Yeri gelmişken, kısa filmciliğe bir CV olarak bakma yanılgısına da değinmekte yarar var. Kısa film çekmiş olmak PÜT zamanında belki kimlik veren önemli bir deneyimdi. Bu anlayış günümüzde de, biraz da çaresizlik yüzünden, aynı dozda sürüyor. İstisnayı bozmuş falanca yönetmenin tavsiyesi veya benzer tekil örnekler de kafaları iyice karıştırıyor. Oysa eskiden oldukça dikkate alınan bu ölçü günümüzde pek geçerli değil. Çünkü kimseye, bırakın iyi kısa filmciyi(!), 500 bölüm birinci sınıf tv dizisi(!) çeken bir yönetmene bile, gel şu filmi çek, demiyor artık. Kısa filmden sonra uzun film çekmek tabii ki mümkün. Ama uzun filmin sektörel ilişkileri içinde kısa filmcinin deneyimini bir CV olarak kullanabilmek artık eskisine göre (kolay gibi dursa da) çok daha zor.
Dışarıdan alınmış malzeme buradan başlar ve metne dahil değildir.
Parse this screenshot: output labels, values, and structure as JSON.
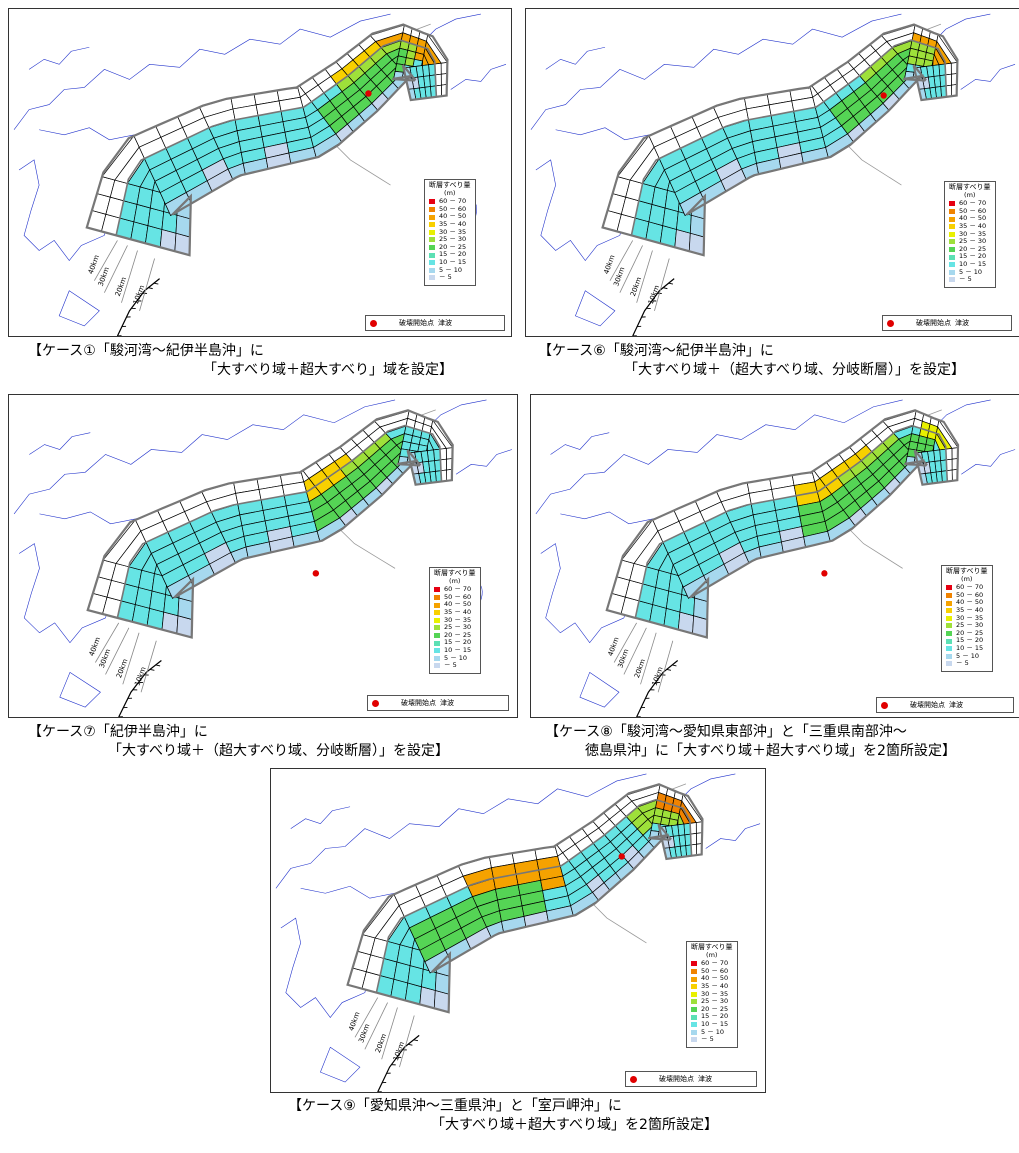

Bu belki sadece kısa filmcinin kendisi için bir deneyim birikimi olabilir. Öyle de kalsın zaten. İsteyen gidip uzun filmci olmayı öğrensin ve olsun. Ama kısa filmcilik de artık kendi başına bir anlatı formu olarak daha gelişsin. Çünkü elektronik üretim tarzının imkanları ona altın bir tepside birçok olanaklar sunuyor.